Basquetebol: Real Madrid supera o Valência (90-105) e está na final da Euroliga

Mario Hezonja frente a Braxton Key
Mario Hezonja frente a Braxton KeyANGELOS TZORTZINIS / AFP

A equipa de Scariolo, inspiradíssima nos lançamentos de três pontos, bateu o recorde de pontos marcados numa primeira parte de uma Final Four ao chegar aos 62 pontos e garantiu a meia-final espanhola graças a uma exibição de gala de Mario Hezonja. O sonho do Valência terá de esperar.

Reveja aqui as principais incidências da partida

O OAKA de Atenas recebeu um espetacular duelo nacional entre dois dos clubes que mais animaram a Euroliga esta época. Fizeram-no sabendo que o Olympiacos tinha derrotado o Fenerbahçe na primeira meia-final e que iria disputar de facto a final como anfitrião, dada a proximidade entre o pavilhão do Panathinaikos, o seu eterno rival, e o Pireu.

Vai fazê-lo frente ao Real Madrid, que vai disputar a sua 22.ª final de Euroliga e será a quinta vez que defronta os helénicos nesta ronda.

O jogo começou com um cesto de Pradilla e uma grande resposta dos brancos, com triplos de Abalde e Hezonja. O croata voltaria a marcar de 6,75 pouco depois para colocar o resultado em 6-13. Mas os taronja igualaram o encontro com um parcial de 7-0, confirmado com um triplo de Braxton Key.

O jogo mudou de mãos com o protagonismo de Kam Taylor no Valência e com um triplo de De Larrea a desfazer a igualdade (24-21). Duas boas ações de Key deixaram o marcador em 28-26 no final do primeiro quarto.

Parcial de 0-14

No segundo período, o Madrid, que não contou com Tavares devido a lesão, deu um novo impulso ao jogo. Trey Lyles abriu com cinco pontos consecutivos e Deck entrou até ao cesto com uma penetração. Jean Montero respondeu com uma jogada de quatro pontos, mas o Madrid estava inspirado e Andrés Feliz não perdoou ao marcar dois triplos seguidos: 35-39 e 7/10 de 6,75.
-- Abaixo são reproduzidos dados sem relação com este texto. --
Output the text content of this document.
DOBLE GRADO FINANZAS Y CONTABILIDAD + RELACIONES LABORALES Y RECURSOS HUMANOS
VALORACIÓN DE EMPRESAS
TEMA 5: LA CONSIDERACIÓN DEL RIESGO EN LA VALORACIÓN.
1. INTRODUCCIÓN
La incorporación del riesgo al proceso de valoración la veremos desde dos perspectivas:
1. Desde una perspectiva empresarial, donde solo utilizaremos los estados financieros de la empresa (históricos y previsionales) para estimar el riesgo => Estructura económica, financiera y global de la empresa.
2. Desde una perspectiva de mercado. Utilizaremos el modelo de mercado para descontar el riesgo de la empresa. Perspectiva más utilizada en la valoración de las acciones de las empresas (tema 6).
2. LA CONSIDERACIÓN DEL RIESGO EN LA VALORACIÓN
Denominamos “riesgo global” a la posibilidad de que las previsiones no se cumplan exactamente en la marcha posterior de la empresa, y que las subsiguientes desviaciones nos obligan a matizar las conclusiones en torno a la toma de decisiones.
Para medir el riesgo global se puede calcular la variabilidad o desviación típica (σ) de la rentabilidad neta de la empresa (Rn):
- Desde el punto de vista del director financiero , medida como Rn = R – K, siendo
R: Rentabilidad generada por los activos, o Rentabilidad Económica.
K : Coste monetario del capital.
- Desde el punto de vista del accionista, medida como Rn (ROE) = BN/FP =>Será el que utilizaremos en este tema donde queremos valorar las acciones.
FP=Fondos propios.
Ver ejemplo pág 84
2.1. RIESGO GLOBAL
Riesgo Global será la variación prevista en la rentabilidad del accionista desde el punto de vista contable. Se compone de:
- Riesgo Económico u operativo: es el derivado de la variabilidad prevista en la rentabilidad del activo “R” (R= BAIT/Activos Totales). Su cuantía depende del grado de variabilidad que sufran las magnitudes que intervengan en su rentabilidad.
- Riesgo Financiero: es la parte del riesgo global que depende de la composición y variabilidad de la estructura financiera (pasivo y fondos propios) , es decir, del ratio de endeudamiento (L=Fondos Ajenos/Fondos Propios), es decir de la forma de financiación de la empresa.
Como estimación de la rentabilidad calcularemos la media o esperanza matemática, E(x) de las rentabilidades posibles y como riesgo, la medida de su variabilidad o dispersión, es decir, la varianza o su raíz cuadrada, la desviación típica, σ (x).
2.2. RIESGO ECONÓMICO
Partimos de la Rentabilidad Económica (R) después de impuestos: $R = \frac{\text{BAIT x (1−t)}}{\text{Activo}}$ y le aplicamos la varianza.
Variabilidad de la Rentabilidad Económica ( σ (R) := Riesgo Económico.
Mas não ficou por aí. O Real Madrid continuava em grande forma e Okeke e Campazzo voltaram a marcar de três para fechar um parcial de 0-14 (35-47 para o Madrid).

O Valência, que não teve a agressividade defensiva necessária, sobreviveu com o primeiro cesto de Badio, um afundanço de Reuvers e os pontos de Montero. Mas o Real Madrid voltou a acelerar com um triplo de Campazzo, um cesto de dois e um 2+1 de Hezonja. Jean Montero, de triplo, reduziu a desvantagem dos comandados de Pedro Martínez para apenas seis pontos ao intervalo (56-62), numa pontuação recorde. Os brancos superaram o seu próprio máximo histórico na competição, que era de 56 pontos.

Ressalto ofensivo faz a diferença

O terceiro período começou com um triplo de Taylor e quatro pontos seguidos de Hezonja. O croata era, sem dúvida, o jogador mais incisivo da equipa de Scariolo e, com um triplo, chegou aos 22 pontos. Maledon penetrou e Pradilla manteve o Valência na luta, mas o Real Madrid, muito superior no ressalto ofensivo (1-9 neste capítulo), chegou aos 12 de vantagem (70-82 a 1:39 do fim, com um parcial de 4-12). No final do quarto, 73-86.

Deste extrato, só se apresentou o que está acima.